Nichi Bei Bussan is a small shop in downtown San Jose. They sell Japanese clothes, art, books, crafts, and fabrics. I was there for their annual sale. I needed a new gi, the traditional white uniform worn in martial arts. I spoke to a tiny Japanese woman behind the counter and learned it was her store. Her name is Arlene.
Arlene was talking to another customer, pointing proudly to the cash register. She tells anyone who notices it that it's the original one they have been using in the store since 1948.
1948!?
Arlene is the store's third generation. Opened by her grandfather, Shojiro Tatsuno, in San Francisco in 1902, it was destroyed by the 1906 earthquake and opened in a new location a year later. She notes, with irony, that the store originally sold Western clothes to new immigrants but now sells Japanese clothes to westerners.
The family closed the store in an "evacuation sale" when the family was interned to Topaz during World War II. After the war, the family reopened the San Francisco store at a new location and opened the San Jose store at its current location, in 1948. Arlene's father, Dave, ran the San Jose store and her uncle ran the San Francisco location.

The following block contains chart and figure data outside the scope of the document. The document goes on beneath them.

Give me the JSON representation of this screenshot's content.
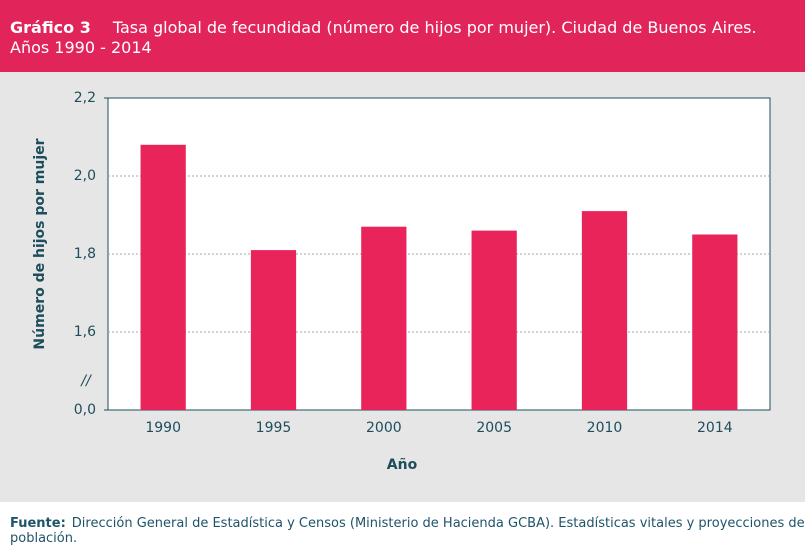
{
  "chart_data": {
    "type": "bar",
    "title_label": "Gráfico 3",
    "title": "Tasa global de fecundidad (número de hijos por mujer). Ciudad de Buenos Aires. Años 1990 - 2014",
    "categories": [
      "1990",
      "1995",
      "2000",
      "2005",
      "2010",
      "2014"
    ],
    "values": [
      2.08,
      1.81,
      1.87,
      1.86,
      1.91,
      1.85
    ],
    "color": "#e8245a",
    "xlabel": "Año",
    "ylabel": "Número de hijos por mujer",
    "ylim": [
      0,
      2.2
    ],
    "axis_break": [
      0,
      1.4
    ],
    "axis_break_label": "//",
    "yticks": [
      {
        "value": 0,
        "label": "0,0"
      },
      {
        "value": 1.6,
        "label": "1,6"
      },
      {
        "value": 1.8,
        "label": "1,8"
      },
      {
        "value": 2.0,
        "label": "2,0"
      },
      {
        "value": 2.2,
        "label": "2,2"
      }
    ],
    "grid": true,
    "source_label": "Fuente:",
    "source": "Dirección General de Estadística y Censos (Ministerio de Hacienda GCBA). Estadísticas vitales y proyecciones de población."
  }
}
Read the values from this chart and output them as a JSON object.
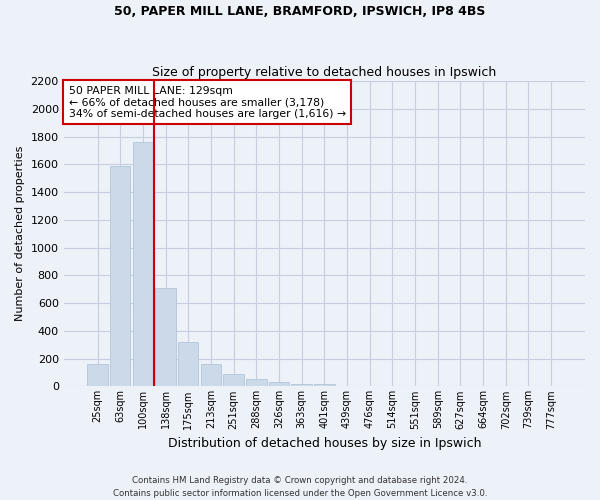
{
  "title_line1": "50, PAPER MILL LANE, BRAMFORD, IPSWICH, IP8 4BS",
  "title_line2": "Size of property relative to detached houses in Ipswich",
  "xlabel": "Distribution of detached houses by size in Ipswich",
  "ylabel": "Number of detached properties",
  "footer_line1": "Contains HM Land Registry data © Crown copyright and database right 2024.",
  "footer_line2": "Contains public sector information licensed under the Open Government Licence v3.0.",
  "categories": [
    "25sqm",
    "63sqm",
    "100sqm",
    "138sqm",
    "175sqm",
    "213sqm",
    "251sqm",
    "288sqm",
    "326sqm",
    "363sqm",
    "401sqm",
    "439sqm",
    "476sqm",
    "514sqm",
    "551sqm",
    "589sqm",
    "627sqm",
    "664sqm",
    "702sqm",
    "739sqm",
    "777sqm"
  ],
  "values": [
    160,
    1590,
    1760,
    710,
    320,
    160,
    90,
    55,
    30,
    20,
    20,
    0,
    0,
    0,
    0,
    0,
    0,
    0,
    0,
    0,
    0
  ],
  "bar_color": "#ccd9e8",
  "bar_edge_color": "#aac0d8",
  "grid_color": "#c5cfe0",
  "background_color": "#edf1f8",
  "red_line_color": "#cc0000",
  "annotation_text": "50 PAPER MILL LANE: 129sqm\n← 66% of detached houses are smaller (3,178)\n34% of semi-detached houses are larger (1,616) →",
  "annotation_box_color": "#ffffff",
  "annotation_box_edge": "#cc0000",
  "ylim": [
    0,
    2200
  ],
  "yticks": [
    0,
    200,
    400,
    600,
    800,
    1000,
    1200,
    1400,
    1600,
    1800,
    2000,
    2200
  ]
}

The store doubles as a museum, with artifacts from Topaz and many documents, pictures, and objects the family acquired over the years. In the photo behind Arlene are three generations: Her son, her brother, and in the photo behind them, is her father.
The internment of Japanese-Americans is one of the most painful episodes in American history. Generations later, it is still compelling. Arlene was born in internment, 5 months before the family was released. She will tell you stories of how her Dad organized talent shows and how he took illicit 8-mm films of life at Topaz. Arlene explained, "Dad's Topaz film is the second amateur's movie ever added to the Library of Congress's Film Registry (the first was the Zapruder film of John F. Kennedy's assassination). Bay Area-based Gravitas Docufilms filmed a documentary, These Amazing Shadows, about the registry and the importance of film preservation. It premiered at the Sundance Film Festival this January and included parts of Dad's film with interviews with George Takei (Star Trek's Mr. Sulu), San Francisco District Attorney Jeff Adachi, and me."
In 1973, the store remodeled and switched to their current specialization in Japanese products, some imported and some art items on consignment.